Dinosaur tracks alone make this trek worth it, but there are some fascinating historical sites to see along the 5 mile journey. This canyon was once settled in the 1870’s through1890’s by several Hispanic families trying to make a go of ranching and farming the valley over a couple generations. Remnants of this past include old fence post lines and stone walls marking boundaries between the ranches, old corrals, wells, and house foundations of adobe of rock.

The remnants of an adobe house sits in stark contrast to the surrounding canyon valley and peaks. An old fence line can be seen in the foreground
It’s November when this was taken, but the yellow fruit of this odd gangly cactus was still there. There were also many prickly pear fruit in the area which looked to perhaps be the favorite snack of a local black bear who left pink-seeded “evidence” of his dining at many places along the trail!
Near the cemetery was the rock walls of an old ranch house, perhaps the Delores or Lopez family
I bet you didn’t expect to see a picture of a tarantula did you? Indeed they are native to the area and we were lucky enough to spot one. When they are mating literally hundreds make their way across a nearby highway where the locals shut down traffic so these critters can cross without getting smooshed.
This old well at a demolished ranch building was remarkably intact. The log someone stuck down it has about another 20 feet into the ground!

But even more telltale of the rough lives these settlers had is a small catholic cemetery and one room Delores Mission whose property it sits on was sold to the Catholic Church in 1889 for $1 (later it was donated back to the US Forest Service). The cemetery tells the story of three young children who died between 1895-1900, their hand-etched gravestones still standing.

The gravestone of Eugenio Padilla
The gravestone of Maria de La Crus
The gravestone of Luicita

Behind the cemetery, the rock walls of the mission still stand with a handmade wooden cross laying against the back wall.

What is left of the Delores Mission behind the cemetery. A wooden cross against the back wall emphasizes the sanctity of history of this place.
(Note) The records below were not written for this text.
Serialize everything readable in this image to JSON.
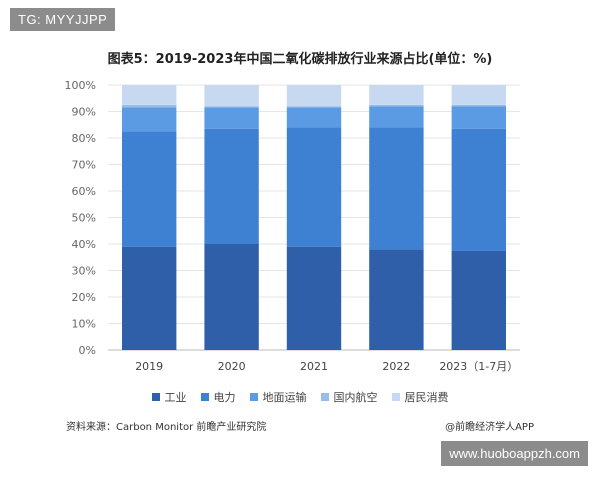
{
  "header": {
    "tag": "TG: MYYJJPP"
  },
  "chart_data": {
    "type": "bar",
    "stacked": true,
    "title": "图表5：2019-2023年中国二氧化碳排放行业来源占比(单位：%)",
    "categories": [
      "2019",
      "2020",
      "2021",
      "2022",
      "2023（1-7月）"
    ],
    "yticks": [
      "0%",
      "10%",
      "20%",
      "30%",
      "40%",
      "50%",
      "60%",
      "70%",
      "80%",
      "90%",
      "100%"
    ],
    "ylim": [
      0,
      100
    ],
    "grid": true,
    "legend_position": "bottom",
    "series": [
      {
        "name": "工业",
        "color": "#2f5fa8",
        "values": [
          39,
          40,
          39,
          38,
          37.5
        ]
      },
      {
        "name": "电力",
        "color": "#3e80d2",
        "values": [
          43.5,
          43.5,
          45,
          46,
          46
        ]
      },
      {
        "name": "地面运输",
        "color": "#5a9be3",
        "values": [
          9,
          8,
          7.5,
          8,
          8.5
        ]
      },
      {
        "name": "国内航空",
        "color": "#97bde9",
        "values": [
          1,
          0.5,
          0.5,
          0.5,
          0.5
        ]
      },
      {
        "name": "居民消费",
        "color": "#c6d9f1",
        "values": [
          7.5,
          8,
          8,
          7.5,
          7.5
        ]
      }
    ]
  },
  "footer": {
    "source": "资料来源：Carbon Monitor 前瞻产业研究院",
    "brand": "@前瞻经济学人APP"
  },
  "bottom_tag": "www.huoboappzh.com"
}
Up the hill from this location is something rather geologically amazing, a natural stone amphitheater made from an eroded rock, perfectly turned on end to function as a clamshell to project a speaker’s voice out to the surrounding field. I can only imagine that once a preacher delivered his sermon or a eulogy here to a congregation sitting in the natural rock-walled field in front of it.

This is the natural rock amphitheater behind the Delores Mission. The hole is big enough for a person to stand in and the curved walls act as a megaphone to someone positioned at the focal point of the formation.

So it may be quite a long hike, or bike, for a person to take, but seeing this canyon in all of its natural and historic (and prehistoric!) beauty is well worth putting on your bucket list of places to see. Happy hiking!

Okay, I may be a little overweight, but not THAT much!!!